Archive for 20 February 2007

20 February

#205.ルーツを辿れば

先日本屋に行って気づいたことだが、自分の関心領域は普通の方々も関心のあることと勘違いしてしまうことがある。今から600年ほど前、足利時代という魅惑の時の流れがあった。実はこの時代が大好きでたまらないのだが、巷での人気は思いのほか低いようだ。書店の棚を見ても、足利時代は無理だろうが室町時代という棚ですらほとんどなく、淋しい気持ちになることがある。たまに中世の棚があっても狭く、しかも戦国時代となっていることが多い。
確かに、このころの200年間、国中は乱れに乱れたが、その反面きわめて豊饒な文化を生み出した不思議な時代でもあった。今に伝わる日本の諸芸や生活文化には、この足利時代を起点としているものがとても多い。茶道、華道を始め、能、狂言、連歌、香道という芸能は言うに及ばず、生活の舞台である座敷や床の間、西洋の蛮族でさえ驚嘆した庭もこの時代の産物で、まさしく日本の美意識そのものであり、日本人の生活様式の大元をつくったと言ってよいものがある。

特に、今日の日常生活の基本となる部分を遡っていくと、意外にも足利時代に辿り着くものが多いことがわかる。衣食住の住であれば、現在の間取りの基本となった書院造りは足利時代に成立したものだ。前述した座敷や床の間を含め、それが生み出した四畳半文化は「眼は口ほどにものを言い」というような日本人独特のコミュニケーション文化の形成に重要な役割を果したことは疑いもない。また、衣では、現在の和服の原型である小袖がこの時代に正装として定着した。それまでは下着としての扱いだったようだが、その活動性が上着に昇格させたとのことだ。さらに食については、日本の味を代表する醤油がこの時代に作られたのだ。味噌は奈良時代からあったそうだが、味噌汁という形になったのもやはり足利時代である。その味噌から醤油がつくられ、自家製自家消費だったものから商品化されたのもこの時代である。

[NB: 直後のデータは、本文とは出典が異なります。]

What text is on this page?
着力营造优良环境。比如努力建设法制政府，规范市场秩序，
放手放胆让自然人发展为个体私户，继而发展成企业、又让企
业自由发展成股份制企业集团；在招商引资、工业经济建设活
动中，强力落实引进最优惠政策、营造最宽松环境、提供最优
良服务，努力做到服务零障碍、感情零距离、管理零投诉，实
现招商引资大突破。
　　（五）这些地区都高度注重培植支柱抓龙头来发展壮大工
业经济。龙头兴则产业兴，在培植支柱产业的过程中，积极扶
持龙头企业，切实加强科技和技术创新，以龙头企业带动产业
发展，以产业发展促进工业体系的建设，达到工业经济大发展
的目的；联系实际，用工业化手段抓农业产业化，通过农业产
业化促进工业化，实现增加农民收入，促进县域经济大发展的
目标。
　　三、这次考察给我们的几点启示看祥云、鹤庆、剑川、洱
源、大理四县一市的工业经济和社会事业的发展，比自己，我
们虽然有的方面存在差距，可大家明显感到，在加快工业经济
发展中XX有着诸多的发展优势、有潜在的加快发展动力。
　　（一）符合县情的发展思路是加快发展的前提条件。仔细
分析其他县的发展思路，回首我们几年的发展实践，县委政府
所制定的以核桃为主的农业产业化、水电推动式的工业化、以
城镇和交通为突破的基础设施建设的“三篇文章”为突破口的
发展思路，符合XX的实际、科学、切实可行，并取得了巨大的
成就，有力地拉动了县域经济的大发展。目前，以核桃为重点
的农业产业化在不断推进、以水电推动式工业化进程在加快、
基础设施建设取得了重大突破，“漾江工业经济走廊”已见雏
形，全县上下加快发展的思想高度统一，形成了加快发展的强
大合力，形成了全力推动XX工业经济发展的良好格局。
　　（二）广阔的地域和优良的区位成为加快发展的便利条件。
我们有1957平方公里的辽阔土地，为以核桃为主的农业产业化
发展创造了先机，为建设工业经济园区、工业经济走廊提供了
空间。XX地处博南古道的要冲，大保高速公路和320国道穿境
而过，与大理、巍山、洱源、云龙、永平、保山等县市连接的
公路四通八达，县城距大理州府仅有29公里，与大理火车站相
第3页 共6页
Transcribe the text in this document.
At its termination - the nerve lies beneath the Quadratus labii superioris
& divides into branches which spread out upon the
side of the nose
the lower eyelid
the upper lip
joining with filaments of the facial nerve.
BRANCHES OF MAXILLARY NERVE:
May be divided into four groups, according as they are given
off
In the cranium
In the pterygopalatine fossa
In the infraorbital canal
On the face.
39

小袖、醤油、書院造り、日本人の日常の衣食住における中心アイテムが、揃って足利時代に端を発していることは極めて興味のあることだ。世界に誇る日本の生活文化や美意識の源が足利時代であるのに、その扱いはあまりにも冷遇ではないかと考える。日本の文化を大切にしようとするなら、せめて書店での足利時代の棚の幅くらいは広げてもらいたいと願っているものである。